Bonnie and Dr. Yu helped me move from my side to my back to further pressurize the wound and I was still breathing hard as Dr. Yu was cleaning up.  She apologized again for needing to take two tries, but I knew it wasn’t her fault.  I am a hard ass right to the end. She left with a smile for Bonnie and me, telling me she’d see me next week with Dr. Siegel to give me results of the tests.

Trying to get up a few minutes later, I realized I couldn’t walk well because of the nerve hit on the right leg – it was like my leg was made of spaghetti and I couldn’t put pressure on it.  However, once I started using it and just moving the leg, the nerve calmed down and started working again.  It took a few hours, but my leg was fine.
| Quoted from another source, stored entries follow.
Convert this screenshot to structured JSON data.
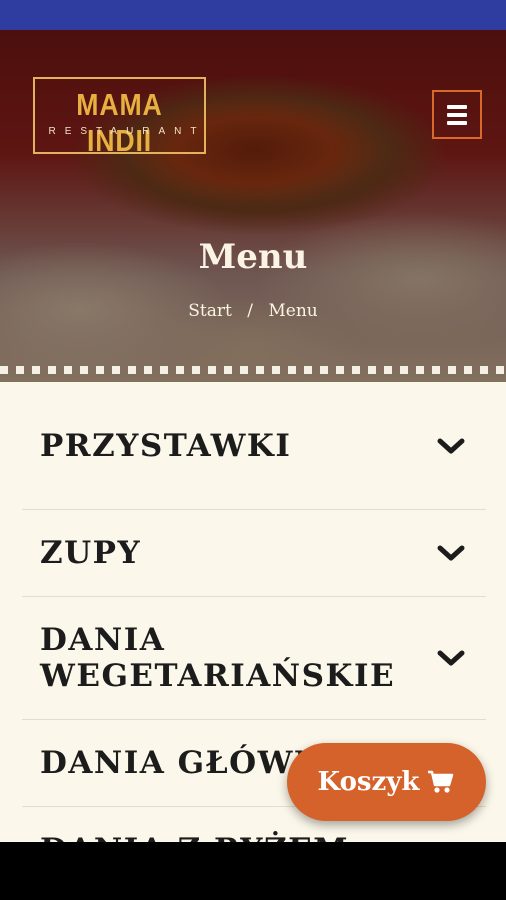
{
  "colors": {
    "status_bar": "#2f3da0",
    "accent": "#d4622a",
    "logo_gold": "#e8b040",
    "background": "#fbf7ea"
  },
  "logo": {
    "title": "MAMA INDII",
    "subtitle": "RESTAURANT"
  },
  "header": {
    "page_title": "Menu",
    "breadcrumb": {
      "start": "Start",
      "separator": "/",
      "current": "Menu"
    }
  },
  "menu": {
    "categories": [
      {
        "label": "PRZYSTAWKI",
        "icon": "chevron-down-icon"
      },
      {
        "label": "ZUPY",
        "icon": "chevron-down-icon"
      },
      {
        "label": "DANIA WEGETARIAŃSKIE",
        "icon": "chevron-down-icon"
      },
      {
        "label": "DANIA GŁÓWNE",
        "icon": "chevron-down-icon"
      },
      {
        "label": "DANIA Z RYŻEM",
        "icon": "chevron-down-icon"
      }
    ]
  },
  "cart_button": {
    "label": "Koszyk",
    "icon": "cart-icon"
  }
}
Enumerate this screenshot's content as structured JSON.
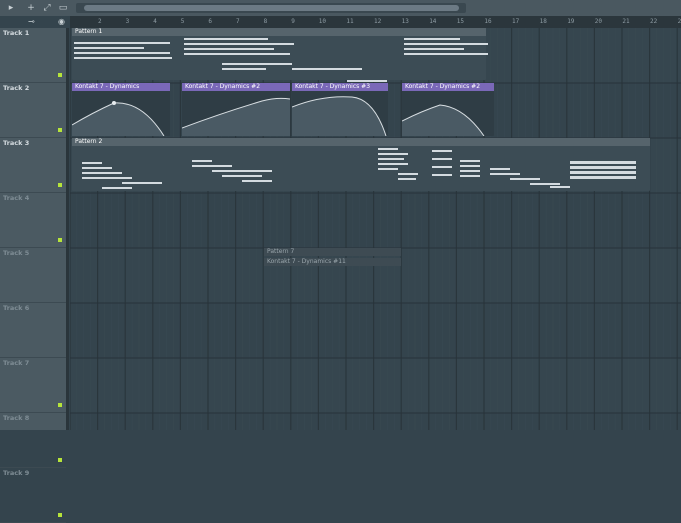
{
  "toolbar": {
    "arrow_icon": "▸",
    "plus_icon": "+",
    "diag_icon": "⤢",
    "box_icon": "▭",
    "slider_icon": "⊸",
    "knob_icon": "◉"
  },
  "ruler": {
    "bars": [
      "2",
      "3",
      "4",
      "5",
      "6",
      "7",
      "8",
      "9",
      "10",
      "11",
      "12",
      "13",
      "14",
      "15",
      "16",
      "17",
      "18",
      "19",
      "20",
      "21",
      "22",
      "23"
    ]
  },
  "tracks": [
    {
      "name": "Track 1",
      "led": true
    },
    {
      "name": "Track 2",
      "led": true
    },
    {
      "name": "Track 3",
      "led": true
    },
    {
      "name": "Track 4",
      "led": true,
      "dim": true
    },
    {
      "name": "Track 5",
      "led": false,
      "dim": true
    },
    {
      "name": "Track 6",
      "led": false,
      "dim": true
    },
    {
      "name": "Track 7",
      "led": true,
      "dim": true
    },
    {
      "name": "Track 8",
      "led": true,
      "dim": true
    },
    {
      "name": "Track 9",
      "led": true,
      "dim": true
    }
  ],
  "clips": {
    "pattern1": "Pattern 1",
    "pattern2": "Pattern 2",
    "auto1": "Kontakt 7 - Dynamics",
    "auto2": "Kontakt 7 - Dynamics #2",
    "auto3": "Kontakt 7 - Dynamics #3",
    "auto4": "Kontakt 7 - Dynamics #2"
  },
  "ghosts": {
    "pattern": "Pattern 7",
    "auto": "Kontakt 7 - Dynamics #11"
  },
  "colors": {
    "accent_led": "#b6e43a",
    "automation_header": "#7a68b8",
    "pattern_header": "#56646c"
  }
}
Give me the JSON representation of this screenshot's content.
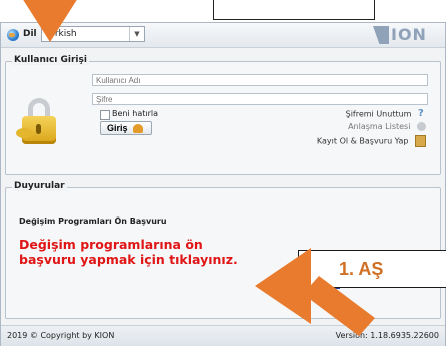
{
  "header": {
    "language_label": "Dil",
    "language_value": "Turkish",
    "logo_text": "ION"
  },
  "login": {
    "legend": "Kullanıcı Girişi",
    "username_placeholder": "Kullanıcı Adı",
    "password_placeholder": "Şifre",
    "remember_label": "Beni hatırla",
    "login_button": "Giriş",
    "forgot_password": "Şifremi Unuttum",
    "agreements": "Anlaşma Listesi",
    "register": "Kayıt Ol & Başvuru Yap"
  },
  "news": {
    "legend": "Duyurular",
    "title": "Değişim Programları Ön Başvuru",
    "message": "Değişim programlarına ön başvuru yapmak için tıklayınız."
  },
  "footer": {
    "copyright": "2019 © Copyright by KION",
    "version": "Version: 1.18.6935.22600"
  },
  "overlay": {
    "step_text": "1.   AŞ"
  },
  "colors": {
    "accent_orange": "#e97b2f",
    "news_red": "#e01515"
  }
}
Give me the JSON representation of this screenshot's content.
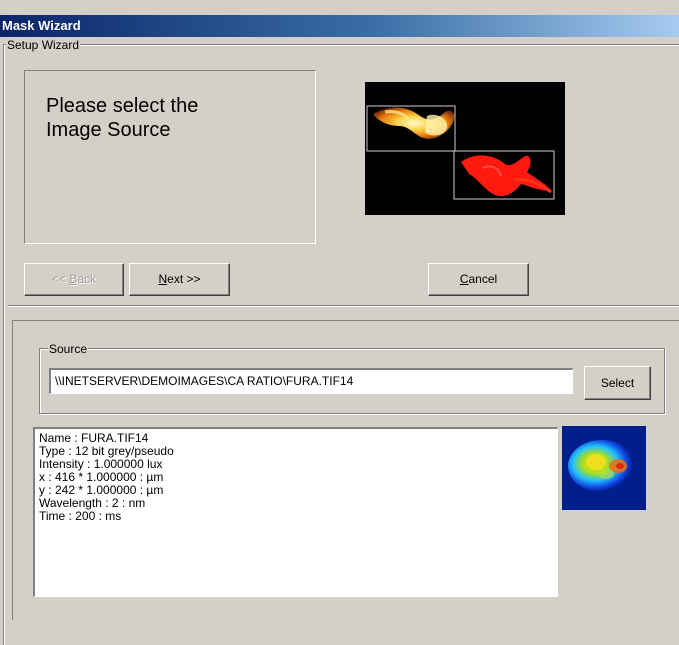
{
  "window": {
    "title": "Mask Wizard"
  },
  "wizard": {
    "group_label": "Setup Wizard",
    "heading_line1": "Please select the",
    "heading_line2": "Image Source",
    "buttons": {
      "back": {
        "prefix": "<< ",
        "key": "B",
        "rest": "ack"
      },
      "next": {
        "key": "N",
        "rest": "ext >>"
      },
      "cancel": {
        "key": "C",
        "rest": "ancel"
      }
    }
  },
  "source": {
    "group_label": "Source",
    "path_value": "\\\\INETSERVER\\DEMOIMAGES\\CA RATIO\\FURA.TIF14",
    "select_label": "Select"
  },
  "image_info": {
    "lines": [
      "Name : FURA.TIF14",
      "Type : 12 bit grey/pseudo",
      "Intensity : 1.000000 lux",
      "x : 416 * 1.000000 : µm",
      "y : 242 * 1.000000 : µm",
      "Wavelength : 2 : nm",
      "Time : 200 : ms"
    ]
  }
}
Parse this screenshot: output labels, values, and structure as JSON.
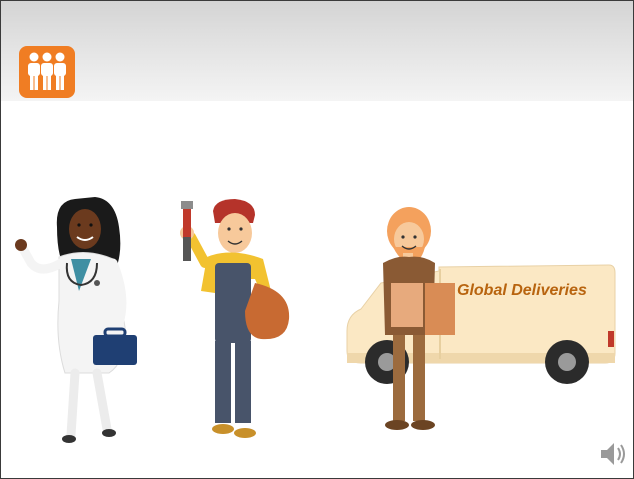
{
  "slide": {
    "truck_label": "Global Deliveries"
  },
  "icons": {
    "logo": "three-people-icon",
    "audio": "speaker-icon"
  },
  "colors": {
    "logo_bg": "#f07d23",
    "header_top": "#d4d4d4",
    "truck_body": "#fbe8c4",
    "truck_text": "#b8640f"
  }
}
I had a long day ahead of me with scans that needed contrast dye, and Katy was able access my port so I wouldn’t have to have an IV inserted. I had to drink that yucky barium, but then I could just rest and lie down on a table that moved me in and out of a machine. In the end I walked out of the hospital on my own steam, tired, but really just fine.  Bonnie was with me for the entire biopsy.  I still can’t believe what a rock she has been.  I wouldn’t be getting through all this without her. Ellie was there all day – the entire day – holding my arm to walk me back to the car so I wouldn’t fall.  She takes excellent care of me every day.

Dr. Yu is a compassionate and careful physician.  Her patients are lucky to have her skill and grace. I wish I hadn’t been so much trouble for her, and while I hope I don’t have to meet her often in the future, I know she will have a very bright career as a doctor.  I’m glad to have experienced her art and skill.